Dentro ogni cooperativa batte un cuore generoso e la Latteria Sociale Valtellina lo ha dimostrato nel momento più drammatico della nostra storia recente, donando dispositivi di protezione e prodotti alimentari a chi fronteggia in prima linea il coronavirus, in provincia di Sondrio e a Bergamo, in una delle zone più colpite.

Nei giorni immediatamente seguenti il primo contagio, quando i dispositivi di protezione individuale erano difficili da reperire sul mercato, la cooperativa ha donato quasi 3500 pezzi tra cuffie, mascherine, tute, calzari e camici monouso, indispensabili negli ospedali, all'Azienda Socio Sanitaria Valtellina e Alto Lario. Nelle scorse settimane, subito dopo il lancio dell'idea dell'ospedale da campo alla Fiera di Bergamo, erano stati avviati i colloqui con l'Associazione nazionale alpini attraverso uno dei consiglieri, il valtellinese Mario Rumo, per arrivare in questi giorni all'invio di prodotti che vengono utilizzati per i pasti dei pazienti, del personale sociosanitario e dei volontari, oltre 250 persone. 

«In questa drammatica situazione - sottolinea il presidente Armando Acquistapace - nello spirito solidale che anima la nostra cooperativa, ci siamo subito attivati per fornire un contributo all'Ospedale Morelli di Sondalo, destinando un quantitativo di dispositivi di protezione che usiamo nella nostra attività.
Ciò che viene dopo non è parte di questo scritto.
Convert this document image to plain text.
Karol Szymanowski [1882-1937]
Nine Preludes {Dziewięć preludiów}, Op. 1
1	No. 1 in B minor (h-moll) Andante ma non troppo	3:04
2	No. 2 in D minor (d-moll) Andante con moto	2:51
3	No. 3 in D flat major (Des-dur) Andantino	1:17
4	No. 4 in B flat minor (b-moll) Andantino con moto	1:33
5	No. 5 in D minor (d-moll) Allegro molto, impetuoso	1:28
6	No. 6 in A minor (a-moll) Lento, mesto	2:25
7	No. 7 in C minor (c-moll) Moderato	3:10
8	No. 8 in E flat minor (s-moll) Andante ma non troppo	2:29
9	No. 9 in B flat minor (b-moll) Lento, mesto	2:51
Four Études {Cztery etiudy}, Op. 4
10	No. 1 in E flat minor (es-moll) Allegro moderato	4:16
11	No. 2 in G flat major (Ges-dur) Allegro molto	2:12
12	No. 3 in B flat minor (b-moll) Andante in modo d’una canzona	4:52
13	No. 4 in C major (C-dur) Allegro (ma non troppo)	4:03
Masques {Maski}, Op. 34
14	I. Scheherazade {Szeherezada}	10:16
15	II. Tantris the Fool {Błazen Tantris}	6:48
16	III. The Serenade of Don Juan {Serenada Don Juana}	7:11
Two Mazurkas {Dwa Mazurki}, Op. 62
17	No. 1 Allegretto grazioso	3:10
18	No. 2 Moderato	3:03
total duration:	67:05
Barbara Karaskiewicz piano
Vogliamo far sentire la vicinanza di tutti i soci allevatori a chi opera in prima linea per la nostra salute e ringraziarli per lo straordinario lavoro che stanno facendo». Ma c'è anche l'iniziativa di Enrico Confortola, socio della Latteria Sociale Valtellina di Valfurva, che con il gruppo allevatori locale ha promosso una raccolta fondi per aiutare l'ospedale da campo allestito dagli Alpini a Bergamo.

Nell'ospedale da campo allestito in tempo record alla Fiera di Bergamo i ricoveri sono iniziati il 6 aprile scorso: le donazioni, in denaro e in merci, per la costruzione e la gestione della struttura sono arrivate da ogni parte d'Italia e anche dall'estero. La Latteria Sociale Valtellina, già al fianco degli alpini per l'Adunata nazionale di Milano, nel maggio del 2019, e per molte altre iniziative, si è immediatamente proposta per contribuire all'approvvigionamento di generi alimentari per il tramite di Mario Rumo. «Da valtellinese - sottolinea - sono orgoglioso che un'azienda del nostro territorio sostenga la nostra iniziativa di Bergamo. La collaborazione avviata l'anno scorso prosegue con grande soddisfazione di entrambe le parti, in questa emergenza sanitaria serve l'apporto di tutti: noi Alpini siamo in prima linea e possiamo contare sull'aiuto di aziende come la cooperativa e i suoi cento soci allevatori».

L'automezzo partito alla volta di Bergamo trasportava latte, fresco e a lunga conservazione, formaggio di capra, ricottine, caciotte alpine, Piattone e San Marco, oltre a pizzoccheri secchi e alle bisciole del panificio Gualtiero Pontiggia: oltre due quintali di merce. A coordinare l'operazione il responsabile marketing Maurizio Giboli: «Gli Alpini hanno compiuto un'impresa straordinaria - sottolinea - e noi siamo felici di poter fornire il nostro contributo, di essere fra le oltre 700 aziende italiane ed estere che hanno sostenuto questo progetto e di rappresentare la filiera agricola valtellinese attraverso i nostri prodotti. Siamo fieri di partecipare a una straordinaria gara di solidarietà per aiutare i malati e tutte le persone che soffrono a causa del covid-19». 

Nell'emergenza e nell'attesa di una ripartenza da tutti auspicata, in questi mesi il lavoro nei caseifici e nelle latterie della cooperativa e nelle aziende zootecniche dei soci non si è mai interrotto. La filiera agricola, seppure con fatica e nel rispetto delle restrizioni previste, è stata mantenuta per assicurare l'approvvigionamento di beni di prima necessità. Nei caseifici, nei reparti di produzione e di confezionamento, per rispettare le misure di sicurezza, sono stati organizzati turni con personale dimezzato. Tutti i dipendenti, compresi gli autisti, si sono prodigati per garantire le consegne ai punti vendita e non far mancare i prodotti. L'auspicio è che i consumatori di Valtellina e Valchiavenna sostengano il comparto agricolo acquistando i formaggi e tutti gli alti prodotti locali: in un momento di crisi è importante scegliere le aziende del territorio che danno lavoro ai dipendenti e si avvalgono della collaborazione di fornitori locali.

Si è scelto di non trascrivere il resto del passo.